PCdoB, PDT e PSB, que são os mais importantes partidos da base política do governador Flávio Dino, carregam nos ombros a responsabilidade de vencer a ganhar prefeituras os grandes colégios eleitorais. E pelo menos neste primeiro estágio da corrida, quando os pré-candidatos se preparam para serem sagrados pelos seus partidos, os sinais favorecem expressivamente as forças governistas. Em São Luís, por exemplo, o prefeito Edivaldo Jr. (PDT) vem crescendo com consistência, e na avaliação de observadores tarimbados tem todas as condições de reeleição, já que até sua rejeição já caiu mais de dez pontos a percentuais. A reeleição do prefeito de São Luís tornará Flávio Dino o primeiro governador que elege o prefeito de São Luís desde que a eleição para prefeito de Capital foi restaurada em 1985, pleito vencido por Gardênia Castelo; em 1988 o eleito foi o pedetista Jackson Lago contra Carlos Guterres (PMDB), candidato do então governador Epitácio Cafeteira; em 1992, São Luís elegeu Conceição Andrade (PSB) contra João Alberto (PMDB), este apoiado pelo governador Edison Lobão; em 1996, Jackson Lago, de oposição ao Governo e reeleito em 2000; em 2004, Tadeu Palácio se reelegeu; em 2008 João Castelo, também de oposição, se elegeu, mas perdeu para Edivaldo Jr. em 2012, que teve o apoio do então deputado federal Flávio Dino.
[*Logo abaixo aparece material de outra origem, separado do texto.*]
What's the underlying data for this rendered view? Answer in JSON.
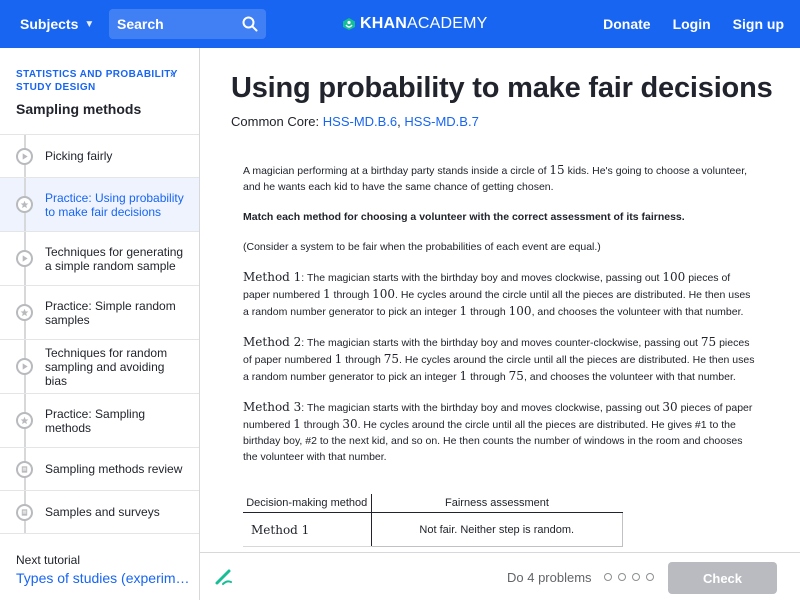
{
  "nav": {
    "subjects": "Subjects",
    "search_placeholder": "Search",
    "logo_bold": "KHAN",
    "logo_light": "ACADEMY",
    "donate": "Donate",
    "login": "Login",
    "signup": "Sign up"
  },
  "sidebar": {
    "breadcrumb_1": "STATISTICS AND PROBABILITY",
    "breadcrumb_2": "STUDY DESIGN",
    "unit_title": "Sampling methods",
    "items": [
      {
        "label": "Picking fairly",
        "icon": "play-icon",
        "active": false
      },
      {
        "label": "Practice: Using probability to make fair decisions",
        "icon": "star-icon",
        "active": true
      },
      {
        "label": "Techniques for generating a simple random sample",
        "icon": "play-icon",
        "active": false
      },
      {
        "label": "Practice: Simple random samples",
        "icon": "star-icon",
        "active": false
      },
      {
        "label": "Techniques for random sampling and avoiding bias",
        "icon": "play-icon",
        "active": false
      },
      {
        "label": "Practice: Sampling methods",
        "icon": "star-icon",
        "active": false
      },
      {
        "label": "Sampling methods review",
        "icon": "article-icon",
        "active": false
      },
      {
        "label": "Samples and surveys",
        "icon": "article-icon",
        "active": false
      }
    ],
    "next_label": "Next tutorial",
    "next_link": "Types of studies (experiments vs. observational studies)"
  },
  "main": {
    "title": "Using probability to make fair decisions",
    "common_core_label": "Common Core:",
    "standard_1": "HSS-MD.B.6",
    "standard_2": "HSS-MD.B.7",
    "intro_a": "A magician performing at a birthday party stands inside a circle of",
    "intro_num": "15",
    "intro_b": "kids. He's going to choose a volunteer, and he wants each kid to have the same chance of getting chosen.",
    "instruction": "Match each method for choosing a volunteer with the correct assessment of its fairness.",
    "note": "(Consider a system to be fair when the probabilities of each event are equal.)",
    "method1_label": "Method 1",
    "method1_a": ": The magician starts with the birthday boy and moves clockwise, passing out",
    "method1_n1": "100",
    "method1_b": "pieces of paper numbered",
    "method1_n2": "1",
    "method1_c": "through",
    "method1_n3": "100",
    "method1_d": ". He cycles around the circle until all the pieces are distributed. He then uses a random number generator to pick an integer",
    "method1_n4": "1",
    "method1_e": "through",
    "method1_n5": "100",
    "method1_f": ", and chooses the volunteer with that number.",
    "method2_label": "Method 2",
    "method2_a": ": The magician starts with the birthday boy and moves counter-clockwise, passing out",
    "method2_n1": "75",
    "method2_b": "pieces of paper numbered",
    "method2_n2": "1",
    "method2_c": "through",
    "method2_n3": "75",
    "method2_d": ". He cycles around the circle until all the pieces are distributed. He then uses a random number generator to pick an integer",
    "method2_n4": "1",
    "method2_e": "through",
    "method2_n5": "75",
    "method2_f": ", and chooses the volunteer with that number.",
    "method3_label": "Method 3",
    "method3_a": ": The magician starts with the birthday boy and moves clockwise, passing out",
    "method3_n1": "30",
    "method3_b": "pieces of paper numbered",
    "method3_n2": "1",
    "method3_c": "through",
    "method3_n3": "30",
    "method3_d": ". He cycles around the circle until all the pieces are distributed. He gives #1 to the birthday boy, #2 to the next kid, and so on. He then counts the number of windows in the room and chooses the volunteer with that number.",
    "table": {
      "col1": "Decision-making method",
      "col2": "Fairness assessment",
      "row1_method": "Method 1",
      "row1_assessment": "Not fair. Neither step is random."
    }
  },
  "footer": {
    "do_problems": "Do 4 problems",
    "check": "Check"
  },
  "colors": {
    "brand": "#1865f2",
    "logo_leaf": "#14bf96",
    "check_disabled": "#b9bbc0"
  }
}
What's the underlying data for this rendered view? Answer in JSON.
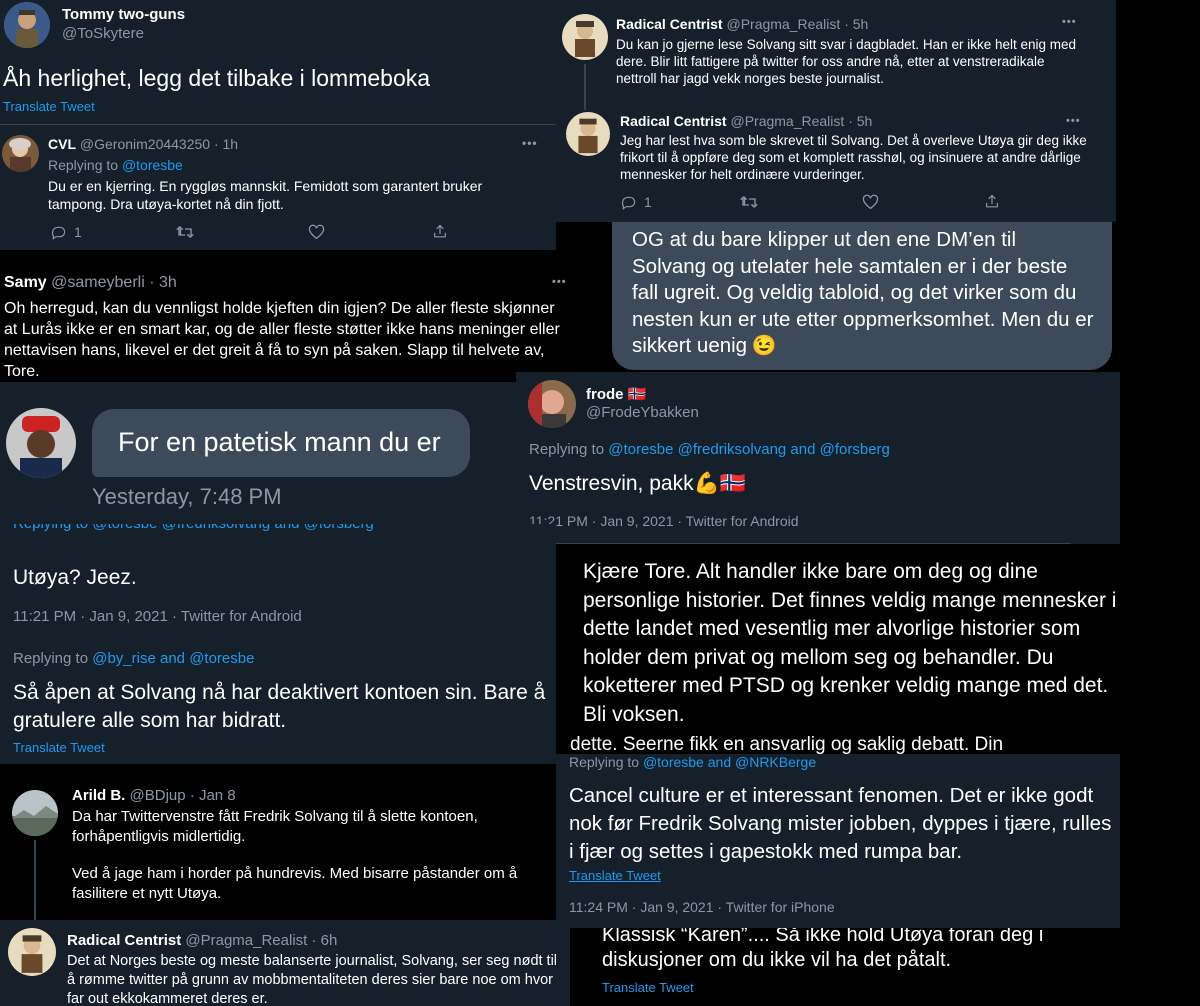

Além de Edivaldo Jr, em São Luís, o governador tem candidatos competitivos e favoritos em Imperatriz (Rosângela Curado [PDT]), em Caxias (Leo Coutinho [PSB]), em Timon (Luciano Leitoa [PSB]) e em outros municípios de grande peso eleitoral e político. O quadro indica que, pelo menos até aqui, ele tem condições de sair da corrida às urnas politicamente fortalecido, credenciado, portanto, para se consolidar no comando da política estadual e com forte influência no plano nacional, principalmente na seara das esquerdas.